Freddie Mac, which reported interest rates in its weekly Primary Mortgage Market Survey, said that the 30 year averaged 4.32 percent in the same week last year.
Freddie Mac Deputy Chief Economist Len Kiefer noted in the report that the decline in rates followed mixed housing data.
“Housing starts dropped 17 percent to a seasonally adjusted pace of 897,000 units, below market expectations. However, housing permits increased 3 percent in February,” Kiefer stated in the report. “As we head into spring, home builders remain positive about home sales in the near future although the NAHB Housing Market Index dropped another 2 points to 53 in March.”
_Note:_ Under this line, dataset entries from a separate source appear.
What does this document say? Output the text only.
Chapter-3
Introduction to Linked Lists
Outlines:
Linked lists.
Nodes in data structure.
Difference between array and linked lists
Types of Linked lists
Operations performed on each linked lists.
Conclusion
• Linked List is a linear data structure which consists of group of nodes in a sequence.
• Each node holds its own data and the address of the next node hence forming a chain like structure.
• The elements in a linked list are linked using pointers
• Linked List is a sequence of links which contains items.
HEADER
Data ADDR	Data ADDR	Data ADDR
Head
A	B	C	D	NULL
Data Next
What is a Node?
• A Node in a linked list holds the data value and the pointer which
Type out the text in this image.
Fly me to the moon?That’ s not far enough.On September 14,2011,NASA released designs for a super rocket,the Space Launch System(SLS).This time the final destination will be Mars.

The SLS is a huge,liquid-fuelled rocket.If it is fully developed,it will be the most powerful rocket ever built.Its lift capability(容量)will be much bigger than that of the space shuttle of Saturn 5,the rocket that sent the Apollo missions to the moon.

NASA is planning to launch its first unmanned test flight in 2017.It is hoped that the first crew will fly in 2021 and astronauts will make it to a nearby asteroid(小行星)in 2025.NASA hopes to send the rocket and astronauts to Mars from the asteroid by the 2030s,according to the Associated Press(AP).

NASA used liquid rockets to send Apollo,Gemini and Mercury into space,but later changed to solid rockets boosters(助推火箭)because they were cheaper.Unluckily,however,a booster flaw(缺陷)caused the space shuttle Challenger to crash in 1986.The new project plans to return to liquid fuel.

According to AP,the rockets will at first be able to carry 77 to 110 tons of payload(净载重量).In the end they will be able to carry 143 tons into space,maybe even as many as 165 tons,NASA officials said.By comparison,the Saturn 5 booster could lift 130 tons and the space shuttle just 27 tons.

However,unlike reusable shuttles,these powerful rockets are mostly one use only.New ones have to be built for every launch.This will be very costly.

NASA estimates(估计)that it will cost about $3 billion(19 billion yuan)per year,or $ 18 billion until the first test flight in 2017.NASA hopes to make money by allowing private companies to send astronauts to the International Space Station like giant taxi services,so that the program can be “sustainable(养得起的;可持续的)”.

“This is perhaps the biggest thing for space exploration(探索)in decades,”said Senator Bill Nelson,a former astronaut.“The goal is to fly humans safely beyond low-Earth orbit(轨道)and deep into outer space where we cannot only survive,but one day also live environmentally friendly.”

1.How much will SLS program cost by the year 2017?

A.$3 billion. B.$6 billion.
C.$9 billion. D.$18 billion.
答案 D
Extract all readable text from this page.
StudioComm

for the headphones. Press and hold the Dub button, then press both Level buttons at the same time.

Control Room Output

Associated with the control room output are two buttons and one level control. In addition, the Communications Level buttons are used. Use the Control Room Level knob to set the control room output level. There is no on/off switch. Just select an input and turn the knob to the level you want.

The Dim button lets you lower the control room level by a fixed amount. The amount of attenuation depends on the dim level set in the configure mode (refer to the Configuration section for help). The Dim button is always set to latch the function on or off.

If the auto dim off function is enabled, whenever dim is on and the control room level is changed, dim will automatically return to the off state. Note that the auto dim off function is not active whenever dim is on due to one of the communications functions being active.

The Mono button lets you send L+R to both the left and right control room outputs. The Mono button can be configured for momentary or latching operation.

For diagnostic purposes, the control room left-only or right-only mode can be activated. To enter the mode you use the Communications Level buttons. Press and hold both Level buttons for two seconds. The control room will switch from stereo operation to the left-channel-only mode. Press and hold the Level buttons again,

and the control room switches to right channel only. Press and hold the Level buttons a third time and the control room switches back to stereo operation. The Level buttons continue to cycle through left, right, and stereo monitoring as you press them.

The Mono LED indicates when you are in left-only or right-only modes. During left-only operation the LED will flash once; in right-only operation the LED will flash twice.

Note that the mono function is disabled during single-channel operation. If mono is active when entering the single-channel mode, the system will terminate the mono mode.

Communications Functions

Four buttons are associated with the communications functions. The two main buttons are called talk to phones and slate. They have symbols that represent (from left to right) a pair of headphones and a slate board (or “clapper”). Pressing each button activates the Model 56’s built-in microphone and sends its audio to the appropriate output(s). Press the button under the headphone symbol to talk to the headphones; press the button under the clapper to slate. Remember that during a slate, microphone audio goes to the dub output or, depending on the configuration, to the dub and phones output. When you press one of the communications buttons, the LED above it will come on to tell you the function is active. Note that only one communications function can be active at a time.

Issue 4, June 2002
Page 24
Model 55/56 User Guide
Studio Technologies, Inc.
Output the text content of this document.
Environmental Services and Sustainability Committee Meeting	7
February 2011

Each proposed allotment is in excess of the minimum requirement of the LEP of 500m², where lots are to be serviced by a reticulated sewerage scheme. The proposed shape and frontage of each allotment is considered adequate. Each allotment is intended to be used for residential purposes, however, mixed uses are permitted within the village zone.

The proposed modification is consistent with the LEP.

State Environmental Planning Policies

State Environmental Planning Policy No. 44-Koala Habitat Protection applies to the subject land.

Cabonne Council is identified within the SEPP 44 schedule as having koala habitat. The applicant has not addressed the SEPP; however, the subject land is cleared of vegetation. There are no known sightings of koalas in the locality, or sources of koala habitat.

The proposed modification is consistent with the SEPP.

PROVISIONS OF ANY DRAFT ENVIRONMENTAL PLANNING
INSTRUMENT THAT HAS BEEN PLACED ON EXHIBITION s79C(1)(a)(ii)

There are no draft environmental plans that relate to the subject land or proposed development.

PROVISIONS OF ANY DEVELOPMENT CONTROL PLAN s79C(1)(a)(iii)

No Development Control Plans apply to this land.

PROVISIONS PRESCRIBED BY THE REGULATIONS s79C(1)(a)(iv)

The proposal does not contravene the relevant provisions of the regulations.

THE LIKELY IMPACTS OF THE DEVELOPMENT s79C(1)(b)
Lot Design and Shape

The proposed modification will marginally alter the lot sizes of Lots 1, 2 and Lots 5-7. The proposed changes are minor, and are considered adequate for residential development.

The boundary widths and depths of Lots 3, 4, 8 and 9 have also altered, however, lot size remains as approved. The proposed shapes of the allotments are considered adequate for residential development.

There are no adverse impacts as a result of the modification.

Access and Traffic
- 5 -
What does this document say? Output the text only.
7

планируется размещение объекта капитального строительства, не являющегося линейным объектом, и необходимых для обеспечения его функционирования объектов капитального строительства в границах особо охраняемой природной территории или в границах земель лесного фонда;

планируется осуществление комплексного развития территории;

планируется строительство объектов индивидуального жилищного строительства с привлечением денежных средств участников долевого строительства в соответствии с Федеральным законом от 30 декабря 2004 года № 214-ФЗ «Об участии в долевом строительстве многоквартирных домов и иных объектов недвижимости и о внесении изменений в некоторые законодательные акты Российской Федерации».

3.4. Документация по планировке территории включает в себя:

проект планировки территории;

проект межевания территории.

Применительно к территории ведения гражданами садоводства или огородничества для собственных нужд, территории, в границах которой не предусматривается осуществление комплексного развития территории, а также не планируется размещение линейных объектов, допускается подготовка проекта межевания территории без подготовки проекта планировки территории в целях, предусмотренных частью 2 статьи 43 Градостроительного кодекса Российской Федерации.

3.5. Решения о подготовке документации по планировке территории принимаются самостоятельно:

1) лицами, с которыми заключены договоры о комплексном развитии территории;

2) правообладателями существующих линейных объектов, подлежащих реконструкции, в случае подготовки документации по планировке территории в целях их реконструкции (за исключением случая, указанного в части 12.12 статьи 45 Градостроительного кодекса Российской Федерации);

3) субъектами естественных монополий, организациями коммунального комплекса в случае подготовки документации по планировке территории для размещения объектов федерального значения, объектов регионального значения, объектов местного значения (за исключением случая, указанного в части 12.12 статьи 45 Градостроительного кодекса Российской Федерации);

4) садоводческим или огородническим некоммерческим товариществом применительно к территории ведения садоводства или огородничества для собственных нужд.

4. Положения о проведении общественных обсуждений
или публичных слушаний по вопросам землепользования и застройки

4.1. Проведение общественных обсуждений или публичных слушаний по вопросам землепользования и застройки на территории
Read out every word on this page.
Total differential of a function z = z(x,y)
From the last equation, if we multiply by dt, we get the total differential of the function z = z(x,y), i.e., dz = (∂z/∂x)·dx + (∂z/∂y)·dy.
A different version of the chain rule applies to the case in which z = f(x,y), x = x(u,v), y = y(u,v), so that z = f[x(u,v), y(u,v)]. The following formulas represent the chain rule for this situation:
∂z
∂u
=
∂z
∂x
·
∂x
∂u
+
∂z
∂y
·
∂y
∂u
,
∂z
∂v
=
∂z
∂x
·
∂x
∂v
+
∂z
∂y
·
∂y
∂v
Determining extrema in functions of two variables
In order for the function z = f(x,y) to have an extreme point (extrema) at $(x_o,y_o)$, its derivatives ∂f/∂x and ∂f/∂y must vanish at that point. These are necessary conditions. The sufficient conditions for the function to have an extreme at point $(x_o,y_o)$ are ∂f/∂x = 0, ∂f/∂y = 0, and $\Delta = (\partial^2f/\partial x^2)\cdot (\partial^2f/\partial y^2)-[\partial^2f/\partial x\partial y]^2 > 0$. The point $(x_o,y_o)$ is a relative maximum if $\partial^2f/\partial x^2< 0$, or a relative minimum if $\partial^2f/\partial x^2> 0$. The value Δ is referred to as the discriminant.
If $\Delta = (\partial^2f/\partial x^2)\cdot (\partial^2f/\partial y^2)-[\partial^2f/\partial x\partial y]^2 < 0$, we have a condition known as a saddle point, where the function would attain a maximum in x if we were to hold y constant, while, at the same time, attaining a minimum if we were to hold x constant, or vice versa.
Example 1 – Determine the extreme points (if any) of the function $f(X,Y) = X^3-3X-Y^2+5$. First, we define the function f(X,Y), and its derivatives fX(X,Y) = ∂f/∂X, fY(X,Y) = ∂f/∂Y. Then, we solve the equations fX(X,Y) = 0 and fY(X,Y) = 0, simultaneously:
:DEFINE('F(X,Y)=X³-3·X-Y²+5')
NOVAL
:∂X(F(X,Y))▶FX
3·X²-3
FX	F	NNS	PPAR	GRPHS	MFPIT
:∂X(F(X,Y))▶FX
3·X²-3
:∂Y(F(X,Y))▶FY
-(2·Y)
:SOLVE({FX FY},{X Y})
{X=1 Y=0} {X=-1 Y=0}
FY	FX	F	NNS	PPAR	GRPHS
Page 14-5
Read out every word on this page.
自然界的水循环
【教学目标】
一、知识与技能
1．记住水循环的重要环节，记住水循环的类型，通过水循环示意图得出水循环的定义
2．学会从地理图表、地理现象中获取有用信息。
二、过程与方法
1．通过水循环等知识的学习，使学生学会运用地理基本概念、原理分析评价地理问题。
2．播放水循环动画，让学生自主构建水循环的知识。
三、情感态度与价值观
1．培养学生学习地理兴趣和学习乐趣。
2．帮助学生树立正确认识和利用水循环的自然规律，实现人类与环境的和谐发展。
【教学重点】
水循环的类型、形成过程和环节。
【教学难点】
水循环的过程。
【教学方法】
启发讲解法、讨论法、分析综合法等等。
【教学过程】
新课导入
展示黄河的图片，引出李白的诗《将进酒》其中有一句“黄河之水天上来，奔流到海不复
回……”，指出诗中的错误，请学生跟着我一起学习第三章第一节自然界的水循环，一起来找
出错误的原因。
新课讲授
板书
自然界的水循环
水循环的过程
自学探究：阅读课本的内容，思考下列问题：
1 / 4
MBSQuoteline Director Joe Farr commented that rates are now even lower than what Freddie reported.
“If the survey had been conducted today, the improvement would have been even better,” Farr said in a written statement. “The rate in this survey does not include the improvement that occurred following the Fed meeting.”
For the entire month of February, 30-year fixed rates on closed loans averaged 4.008 percent, according to Ellie Mae Inc.’s Origination Insight Report. The average was down from 4.154 percent in January.
On just conventional loans,
30-year rates averaged 4.079 percent last month, Ellie reported. The average was 3.945 percent on mortgages insured by the Federal Housing Administration and 3.769 percent on loans guaranteed by the Department of Veterans Affairs.
Mortgage Daily’s analysis of Treasury market activity suggests fixed rates could be around 5 BPS lower in Freddie’s next report.
Fixed rates are likely to decline at least 3 BPS over the next week, according to 42 percent of panelists surveyed by Bankrate.com for the week March 19 to March 25. A third predicted no change, and a quarter expected rates to rise.
At 10 BPS, the jumbo-conforming spread in the
U.S. Mortgage Market Index report from LoanSifter/Optimal Blue and Mortgage Daily for the week ended March 13 was thinner than 13 BPS seven days earlier.
Freddie’s report indicated that 15-year fixed rates averaged 3.06 percent, down from 3.10 percent in the week ended March 12. The difference between 15- and 30-year rates thinned to
72 BPS from 76 BPS in the previous report.
Fifteen-year mortgages accounted for 11.1 percent of all loan production in February, according to Ellie. The share was up from 10.8 percent in January.
Five-year, Treasury-indexed, hybrid, adjustable-rate mortgages
averaged 2.97 percent in Freddie’s survey, down 4 BPS from a week earlier.
Freddie said that the average one-year ARM
was unchanged from the previous report at 2.46 percent. But the one year was off 3 BPS from the week ended March 20, 2014.
One-year ARMs move with the yield on the one-year Treasury note, which rose to 0.26 percent Thursday from 0.24 percent the previous Thursday, according to data from the Department of the Treasury.
No change was reported by Bankrate.com from a week earlier for the six-month London Interbank Offered Rate, which averaged 0.40 percent Wednesday.
ARM share in the most-recent Mortgage Market Index report was mostly unchanged from the prior week at 9.1 percent.
Ellie reported that ARM share tumbled to 4.0 percent in February from the prior month’s 5.1 percent.